Rita sent me through a copy of the invites and posters today to proof read. They are looking good and I think they present the show very well. It’s all starting to get really exciting to see it all emerging.
This week’s activity:
I’ve been continuing to construct my installation drawing piece. I’m pleased with how it’s coming along in my studio space but still anxious about how it’s going to work in the Barge House space. It feels almost impossible to envisage. Wednesday I’m going down to visit the space and discuss with Rita where the best place for it might be. Then I will have more of an idea of what will work and what might need working on more. I expect the space to affect the space but the uncertainty is always slightly unnerving.
So far, the response from fellow Digswell artists has been encouraging and interested. I feel doing this piece has really focused my ideas in the representation of space through drawing and the simplicity of line, altering our vision and referring to somewhere else. I have found out a lot about perspective and how all the lines relate to each other, I has not been possible to just make it by judgement of the eye like when you draw space on a manageable sheet of paper. I have had to apply certain technical rules all the way through to keep it visually working…measuring, re-measuring, standing back, altering and so on. It's a very different drawing experience, it’s all stop-start and no flow. It builds up very slowly and quite often I don’t spot a mistake until I have done a good few lines from the wrong one and then discover the last days work needs correcting.
It is an illusion but does not hide what it really is and this seems to be what builds up the tension of the image. The permanent static drawn line which you expect to be solid is the thing that bends and distorts the piece. It makes the viewer aware of the feel of real space and illusion of space represented.

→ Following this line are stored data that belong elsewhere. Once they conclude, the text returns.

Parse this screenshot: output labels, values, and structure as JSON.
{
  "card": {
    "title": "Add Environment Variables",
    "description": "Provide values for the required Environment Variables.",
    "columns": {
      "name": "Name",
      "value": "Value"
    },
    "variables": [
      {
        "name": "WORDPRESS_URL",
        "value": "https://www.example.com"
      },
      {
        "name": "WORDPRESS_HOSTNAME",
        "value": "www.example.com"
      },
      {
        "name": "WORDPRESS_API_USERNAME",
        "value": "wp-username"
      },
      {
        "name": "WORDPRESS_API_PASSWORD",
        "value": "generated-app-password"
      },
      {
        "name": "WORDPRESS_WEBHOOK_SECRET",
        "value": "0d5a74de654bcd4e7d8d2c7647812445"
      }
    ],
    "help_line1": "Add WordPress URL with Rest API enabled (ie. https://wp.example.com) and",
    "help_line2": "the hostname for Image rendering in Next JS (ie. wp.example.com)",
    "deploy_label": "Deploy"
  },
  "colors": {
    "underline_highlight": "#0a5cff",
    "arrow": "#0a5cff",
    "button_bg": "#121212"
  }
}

Photographing it then does another strange thing because it all becomes less clear what’s happening, as it all becomes 2d again. One space is laid upon another and flattened. The photographic progress changes the experience of the piece completely. It almost makes the drawn space more real.
I am also going to build it up as more of an environment by extending it both within the wall and further into the actual physical space. As I’m working on it and seeing it emerge, lots of other ideas keep occurring in my head of things that I want to try next. I feel like I come away from the studio with nothing else on my mind but where is this going next? The questions keep surfacing.